Plus de 300 femmes des communes d’Aplahoué, de Dogbo et de Djakotomey ont bouclé, samedi 14 octobre 2017, deux semaines de sessions de renforcement de capacités sur la création et la gestion d’une coopérative agricole, d’une part, et sur la production vivrière, maraîchère et les activités post-récoltes, d’autre part.

La série de formations est initiée dans le cadre du projet TCP/BEN/3504 : «Appui à l’autonomisation de la femme en milieu rural par l’amélioration de la sécurité alimentaire et nutritionnelle et le renforcement des capacités communicatives, relationnelles et de leadership» en cours d’exécution depuis 2015 par l’Organisation des Nations unies pour l’alimentation et l’agriculture (FAO) et le Ministère de l’Agriculture, de l’Elevage et de la Pêche (MAEP) au profit des groupements féminins du Couffo.

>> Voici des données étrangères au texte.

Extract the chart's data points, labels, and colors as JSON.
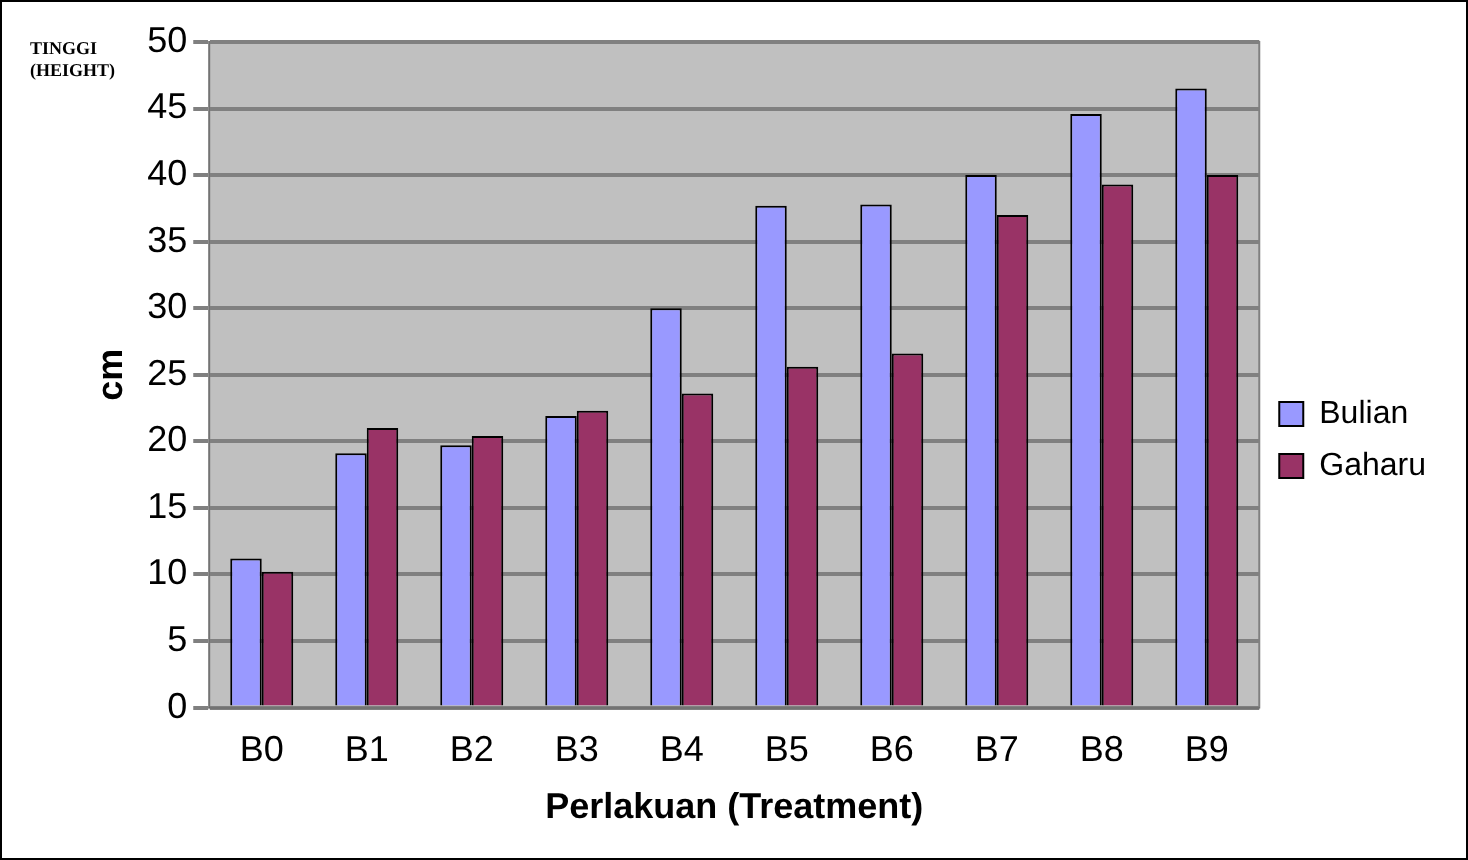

Comment créer une coopérative selon les normes de l’Organisation pour l'Harmonisation en Afrique du Droit des Affaires (OHADA) ; Comment bénéficier en tant que coopérative de financement auprès des institutions nationales et sous-régionales de microcrédit ; Quelles sont les stratégies marketing à mettre en œuvre pour rentabiliser les activités d’une coopérative et Comment mettre en œuvre des stratégies de lobbying auprès des autorités et des acteurs de la société civile pour le développement communautaire ? C’est sur ces thématiques que les membres d’une dizaine de groupements féminins d’Aplahoué, de Dogbo et de Djakotomey ont été entretenus dans le cadre de la première session de formation, d’une semaine, qui s’est déroulée au Centre de promotion sociale (CPS) d’Aplahoué pour les femmes de cette commune et celles venues de Djakotomey et à l’arrondissement de Tota, pour les groupements féminins de Dogbo. Les formateurs, deux ingénieurs agronomes spécialisés sur les questions de vie associative au sein de la Direction de la Législation rurale des organisations professionnelles et de l’Entreprenariat agricole (DLROPEA), Maximien Affanou et Rodrigue Adikpéto, ont mis l’accent sur la nécessité pour ces femmes de dépasser le stade de groupement féminin pour celui de coopérative afin de mener des activités économiques plus rentables et en vue d’assurer également un bon leadership pour le développement de leurs communautés. A travers des modules de formation expliqués en langues locales Adja et Fon, ils ont familiarisé ces femmes aux notions de Plan d’affaires, législations et règlements communautaires de l’OHADA, vie associative, stratégies marketing et leadership pour le développement de leurs localités. «L’objectif de cette formation est de promouvoir l’esprit associatif et le renforcement des capacités organisationnelle des groupements de femmes rurales en vue de leur autonomisation économique et sociale», a précisé la coordonnatrice du projet TCP/BEN/3504, Mme Gladys Lokossou Tossou. « Après avoir doté ces groupements féminins en divers matériels et équipements dans le cadre du projet, nous les sensibilisons à présent à créer des coopératives avec un capital social et une bonne gestion commerciale pour des revenus plus importants, pérennes et mieux répartis», a-t-elle indiqué.

Renforcer les capacités des groupements en production vivrière et activités post-récoltes
La seconde session de formation qui a aussi duré une semaine et qui a pris fin, samedi dernier, a été consacrée au renforcement des capacités des mêmes groupements féminins dans la production vivrière, maraîchère et les activités post-récoltes. Elle a été animée par le responsable du sous-programme Cultures maraîchères à l’Institut national des recherches agricoles du Bénin (INRAB), Amel C. G. Mensah, qui a développé des modules sur différentes techniques de production ainsi que sur le stockage, les transformations agro-alimentaires (manioc en gari, les produits maraîchers, etc.). L’accent a été mis particulièrement sur la gestion d’une pépinière, l’itinéraire technique de production des cultures maraîchères de grande consommation, la reconnaissance des ravageurs des cultures maraîchères et les bonnes pratiques en matière de traitement phytosanitaire. « Il s’agit, à travers cette session, d’améliorer les capacités techniques des femmes rurales pauvres dans la production vivrière et maraîchère qui constitue la principale activité en milieu rural », a souligné la coordonnatrice du projet TCP/BEN/3504: « Appui à l’autonomisation de la femme en milieu rural par l’amélioration de la sécurité alimentaire et nutritionnelle et le renforcement des capacités communicatives, relationnelles et de leadership », Mme Gladys Lokossou Tossou.